TLC. Digitale terrestre, Ambrogetti (DGTVi): “Puntare sull’offerta di contenuti e servizi”

"Fino a poco tempo fa nessuno aveva la risposta per molte questioni". Andrea Ambrogetti, Presidente DGTVi ha letto la Relazione annuale DGTVi in occaisone della conferenza nazionale sul digitale terrestre, in corso oggi a Roma. "Innanzitutto al problema della diffusione dei decoder nelle case degli italiani. Ma per questo il mercato ci ha dato la risposta e oggi siamo certi che prima del 2012 tutti lo avranno e nessuno resterà con lo schermo nero. Poi c’è stata la questione delle frequenze televisive su cui si è consumato un grande scontro. Ma per questo il laboratorio Sardegna ci ha tranquillizzati".

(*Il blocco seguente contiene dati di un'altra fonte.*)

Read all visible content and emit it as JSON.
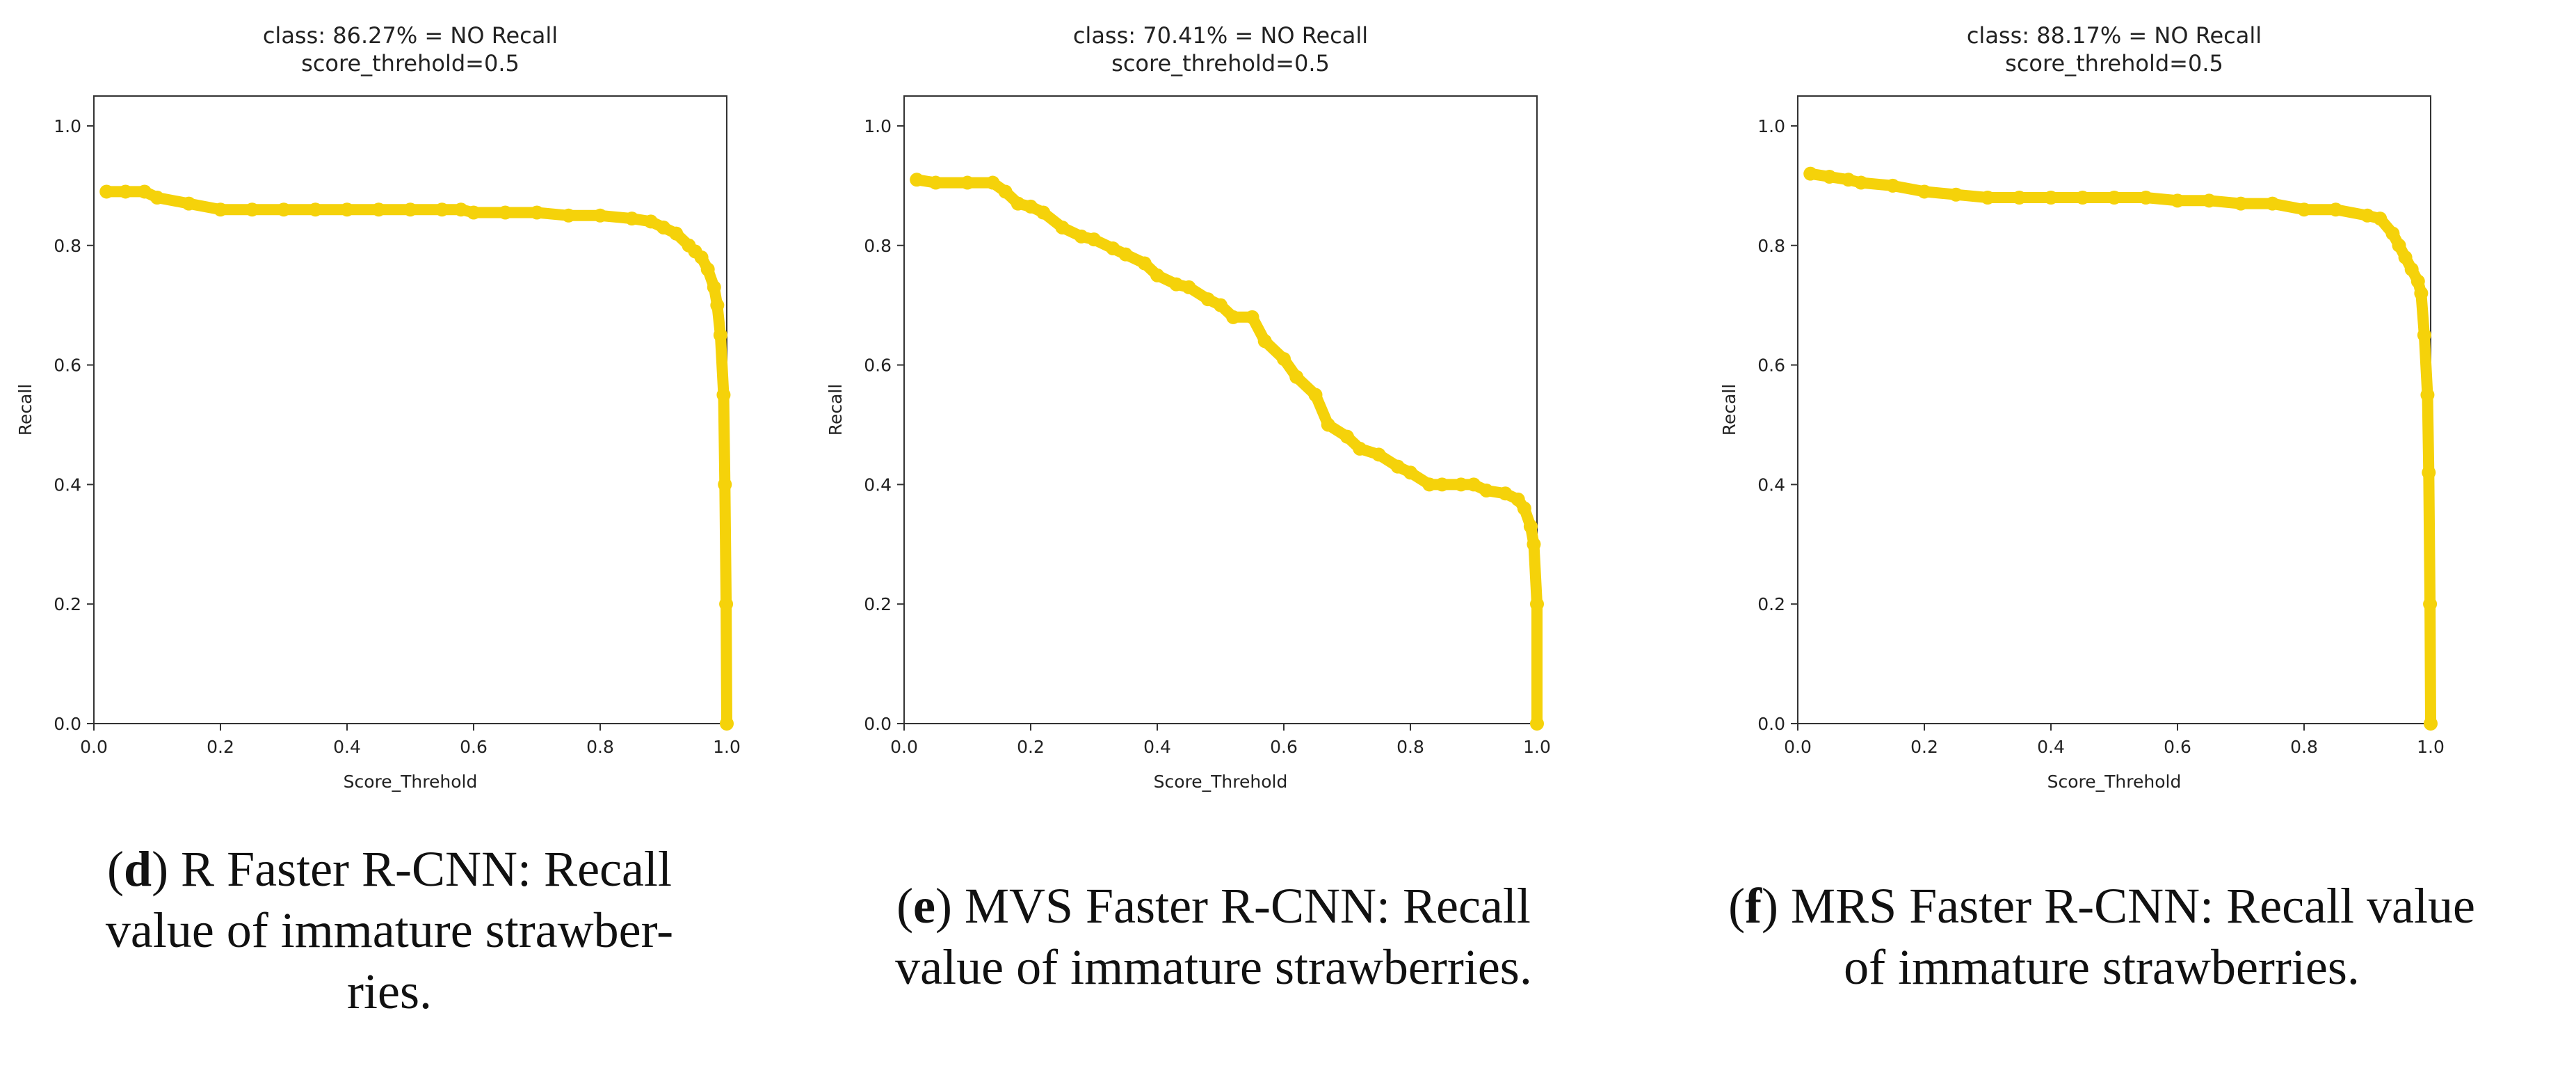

"E ci ha tranquillizzati anche su un’altra questione – ha spiegato Ambrogetti – quella che riguarda il mondo della politica che vede la questione televisiva come un grande terreno di scontro. Una questione su cui bisogna ancora lavorare è invece il ruolo del servizio pubblico rispetto al futuro dell’offerta dei contenuti che andranno a comporre il panorama del digitale terrestre. Per trovare delle risposte occorre sfatare dei luoghi comuni.

In questi anni abbiamo criticato molto la televisione, ma dobbiamo ammettere che con tutte le sue contraddizioni ci ha trasmesso le emozioni del tempo. E dunque la contrapposizione tra la vecchia e la nuova televisione si risolve perché tra le due non c’è contraddizione: la vecchia tv si è trasformata e sta pian piano diventando di fatto una nuova tv, più ricca e completa. In Sardegna oltre il 90% degli abitanti usa il digitale terrestre gratuito. In Italia come in Europa la parabola è stata superata. Il satellite resta un’offerta importante ma solo accessoria.

Allora chi è il protagonista di questo cambiamento? Sono, in tutta Europa, i broadcaster di sempre, con qualche nuovo soggetto pronto ad entrare in quella che sarà l’unica porta di ingresso per i contenuti a disposizione di tutti. Un altro pregiudizio da sfatare – ha detto Ambrogetti – è quello secondo cui il digitale italiano è accessibile a pochi soggetti. Ci si dimentica purtroppo che l’Italia è uno dei maggiori paesi che ha concesso spazi a soggetti terzi quindi c’è sana competizione tra soggetti vecchi e nuovi e non una volontà di mantenere delle posizioni di potere. Non è più il tempo per questo".

"Il mio impegno – ha concluso il Presidente di DGTVi – è che nel 2009 ci sia un bollino blu che indichi a tutti la possibilità di accedere al digitale terrestre. E ancora che ci sia un’attenzione particolare alle fasce deboli. Sul mondo dei servizi dei servizi infine si potrebbe aprire davvero un grande moldo che potrà coinvolgere anche le pubbliche amministrazioni e potrà rivolgersi a target particolari di utenza. La pubblicità non sarà più l’unico finanziatore quindi ma gli stessi servizi potranno attrarre risorse su di sé".